When escalation is needed, keep your internal note short and factual. Identify the parties, the request, your refusal language, and any next steps you proposed. Send it through the designated compliance channel. Avoid speculative commentary or blame. The goal is to enable a rapid, expert response.
Putting it all together
Effective refusal is a disciplined communication skill. It rests on three pillars: a clear understanding of the compliance context, a precise linguistic toolkit, and practiced application across common scenarios. Each pillar supports the others. Your knowledge of NDAs, wall‑crossing, and data room controls explains why you must refuse. Your neutral, non‑confirmatory language shows how to refuse without escalating tension. Your scenario‑based habits—live deflection, written refusal, internal escalation, and documentation—ensure you can act consistently under pressure.
The outcome of this approach is twofold. First, you reduce legal and reputational risk by avoiding selective or premature disclosure. Second, you maintain professional relationships by offering constructive, compliant alternatives. Over time, colleagues and counterparties will recognize your consistency as a sign of trustworthiness. That trust, combined with strict adherence to process, is essential for any high‑stakes transaction or sensitive internal project.
Make refusal routine, not exceptional. Keep your phrasing steady, your alternatives ready, your documentation complete, and your escalation path clear. With these practices, you protect the integrity of the deal, uphold your obligations, and communicate like a reliable professional in any confidentiality workflow.
- Refusing to share non‑public information is a professional obligation; anchor responses in policy, authorization, and formal channels (NDA, wall‑crossing, data room).
- Use neutral, non‑confirmatory language: avoid materiality judgments and never confirm or deny specifics; emphasize actions (share/discuss/comment) over content.
- Follow the recognition–constraint–alternative formula: acknowledge the request, state the confidentiality boundary, and point to compliant sources or processes.
- Keep messages concise, consistent, and documented; escalate when pressured, authorization is unclear, or NDA circumvention/leak cues appear.
Example Sentences
- I understand the interest, but I’m not authorized to discuss non‑public information; please refer to the public filings.
- Given the confidentiality controls, I can’t comment on that topic outside the approved data room Q&A.
- That question falls outside scope for me, and I need to keep to what’s publicly disclosed.
- I’m not in a position to confirm or deny specifics; please direct formal requests through counsel.
- Per our NDA and internal policy, I can’t share or circulate that detail—our latest press release is the appropriate source.
Example Dialogue
Alex: Can you tell me whether the board approved the new pricing model?
Ben: I understand why you’re asking, but I can’t comment on non‑public decisions.

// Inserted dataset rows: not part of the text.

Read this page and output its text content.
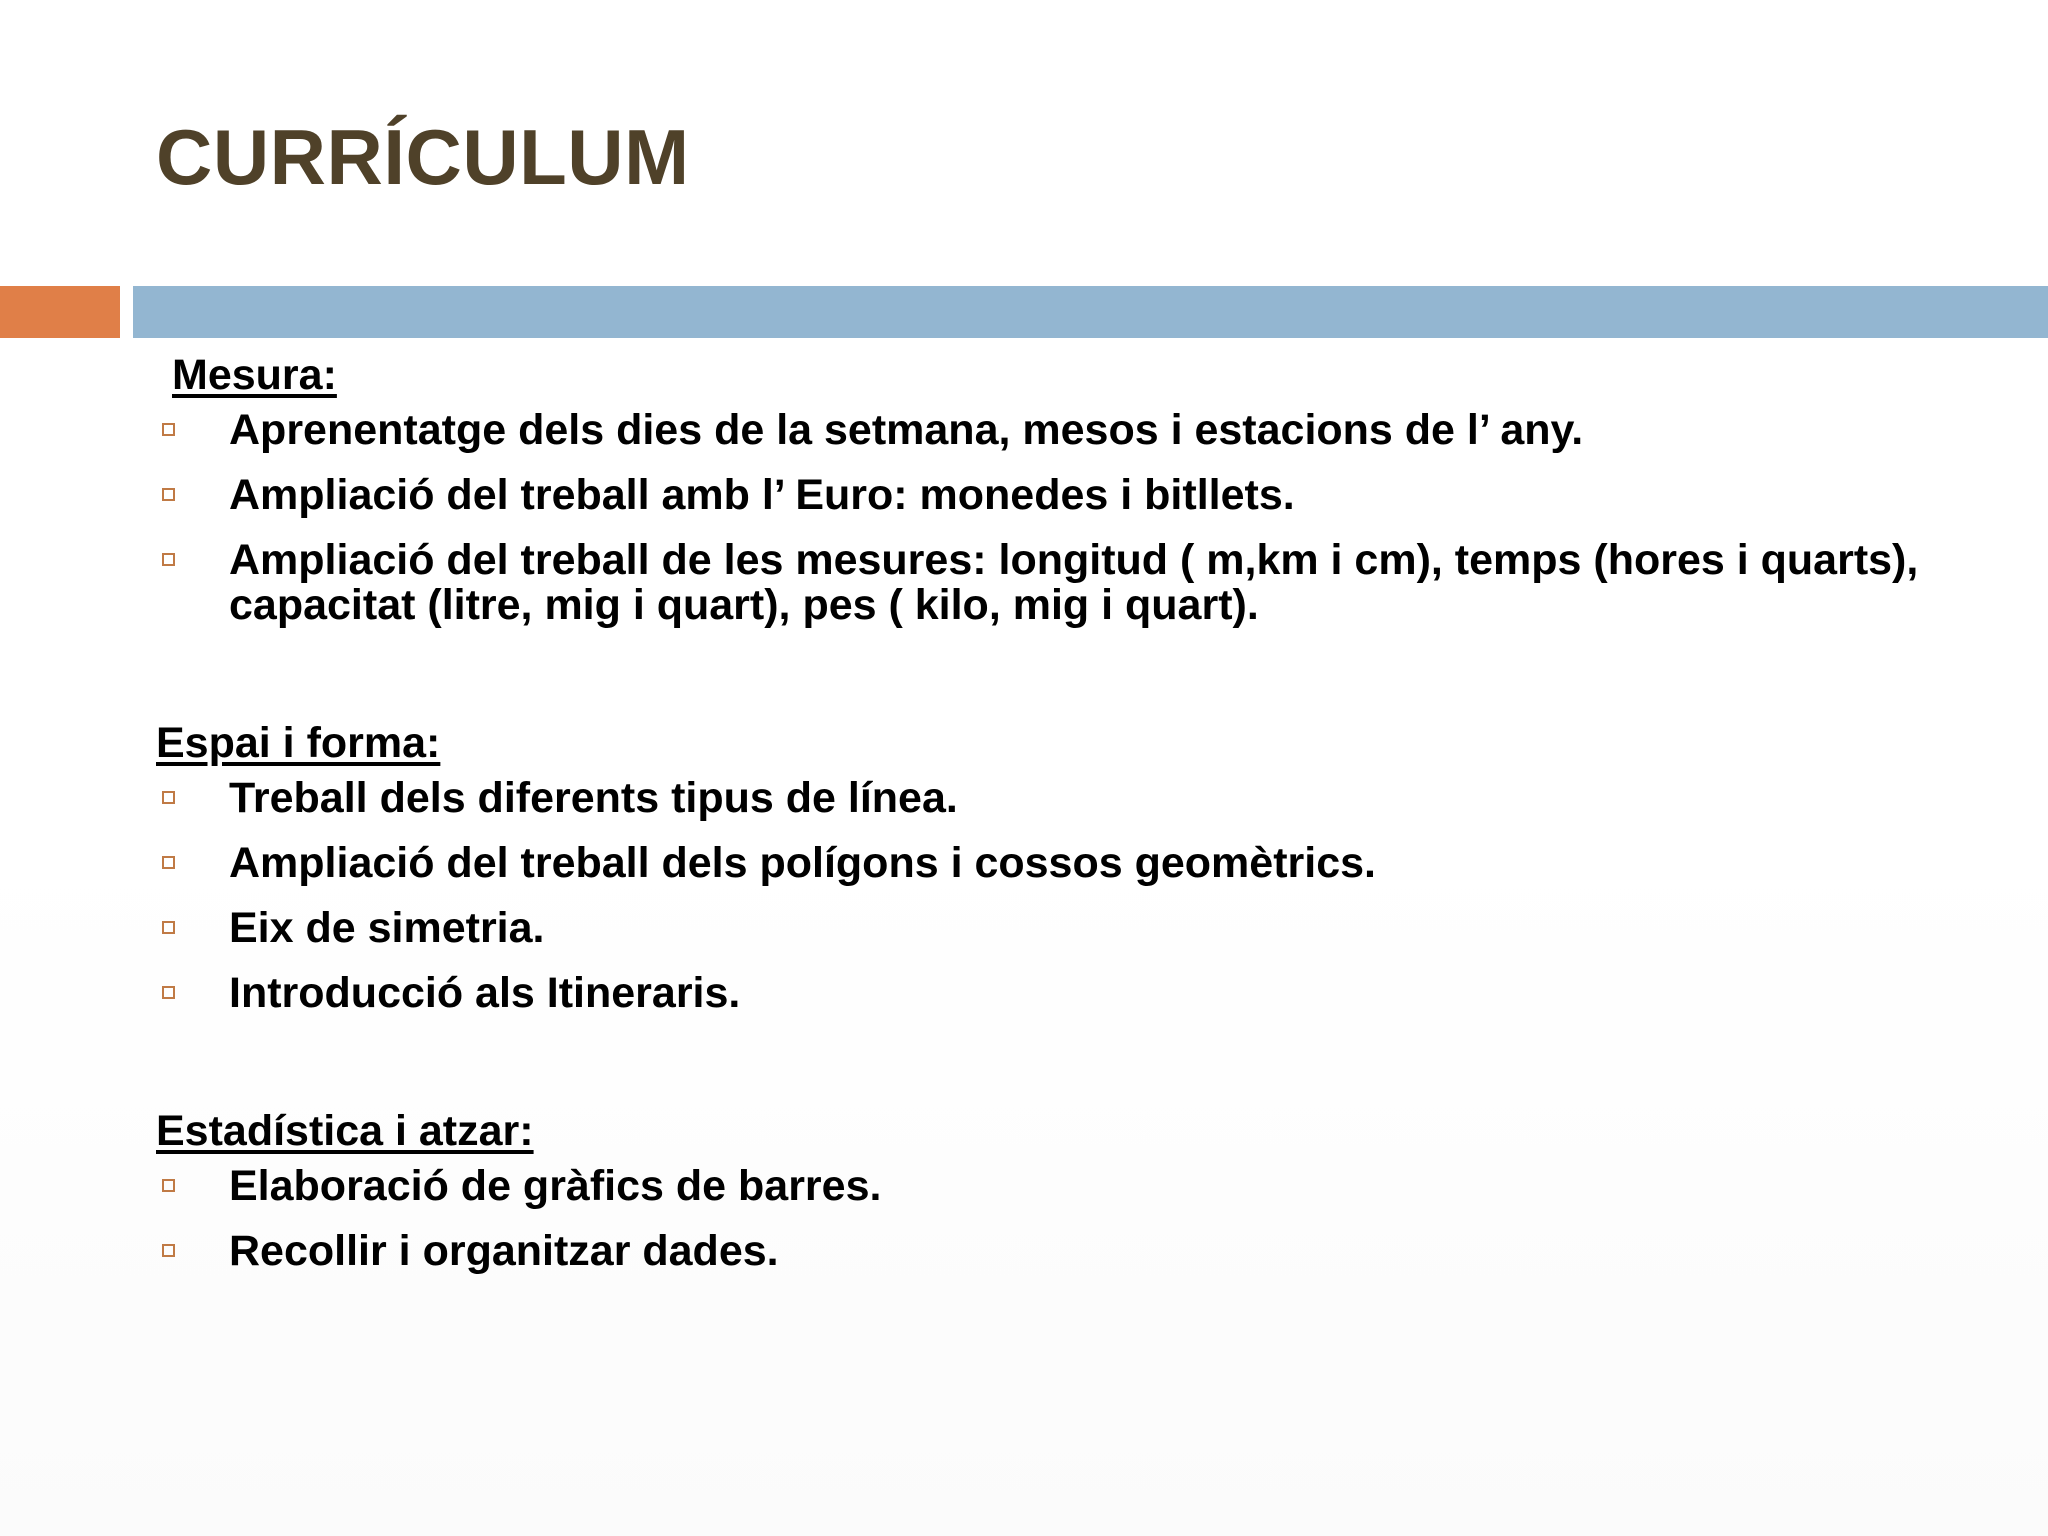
CURRÍCULUM
Mesura:
Aprenentatge dels dies de la setmana, mesos i estacions de l’ any.
Ampliació del treball amb l’ Euro: monedes i bitllets.
Ampliació del treball de les mesures: longitud ( m,km i cm), temps (hores i quarts), capacitat (litre, mig i quart), pes ( kilo, mig i quart).
Espai i forma:
Treball dels diferents tipus de línea.
Ampliació del treball dels polígons i cossos geomètrics.
Eix de simetria.
Introducció als Itineraris.
Estadística i atzar:
Elaboració de gràfics de barres.
Recollir i organitzar dades.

Please check the public investor update.
Alex: Off the record then—just a yes or no?
Ben: I can’t confirm or deny specifics outside authorized channels. If you submit the question via the data room, the team can respond appropriately.
Alex: Got it. I’ll put it through the Q&A.
Ben: Thanks—staying within the process keeps everything compliant.
Exercises
Multiple Choice
1. Which response best follows the recognition–constraint–alternative pattern without confirming details?
- “I totally get it—the board did approve, but please wait for the press release.”
- “I understand the interest. I’m not able to discuss non‑public information; please refer to the public filings.”
- “That’s not material, so I can share it if we keep it between us.”
- “Let’s jump on a private call and I’ll clarify verbally.”
Show Answer & Explanation
Correct Answer: “I understand the interest. I’m not able to discuss non‑public information; please refer to the public filings.”
Explanation: This option recognizes the request, states a compliance constraint, and offers a compliant alternative. It avoids confirmation and avoids materiality judgments or informal channels.
2. A counterparty says, “Off the record—has the deal price changed?” Which reply is most compliant?
- “Off the record, nothing has changed.”
- “I can’t confirm or deny specifics; please submit questions through the approved data room Q&A.”
- “It probably won’t move the market, but I’ll share a high‑level view.”
- “Let me add you temporarily so we can talk freely.”
Show Answer & Explanation
Correct Answer: “I can’t confirm or deny specifics; please submit questions through the approved data room Q&A.”
Explanation: It uses non‑confirmation language and directs the requester to a formal, auditable channel, aligning with the toolkit.
Fill in the Blanks
“Given the confidentiality controls, I can’t ___ on that topic outside authorized channels.”
Show Answer & Explanation
Correct Answer: comment
Explanation: Neutral verbs like “comment,” “share,” or “discuss” emphasize policy over content and avoid accidental confirmation.
“That question falls ___ my scope; please rely on the publicly available disclosures.”
Show Answer & Explanation
Correct Answer: outside
Explanation: Using “outside (my) scope” is a neutral descriptor that references authorization and process rather than content significance.
Error Correction
Incorrect: I can’t share that because it’s not material and won’t move the market.
Show Correction & Explanation
Correct Sentence: I’m not authorized to share that information; please refer to the public materials.
Explanation: Avoid materiality judgments. Anchor refusal in authorization and policy, and point to compliant alternatives.
Incorrect: Between us, I’ll deny the rumor for now—no board decision yet.
Show Correction & Explanation
Correct Sentence: I can’t confirm or deny specifics. Please direct questions through the approved Q&A process.
Explanation: Do not confirm or deny and never use informal workarounds. Use non‑confirmatory phrasing and a formal channel.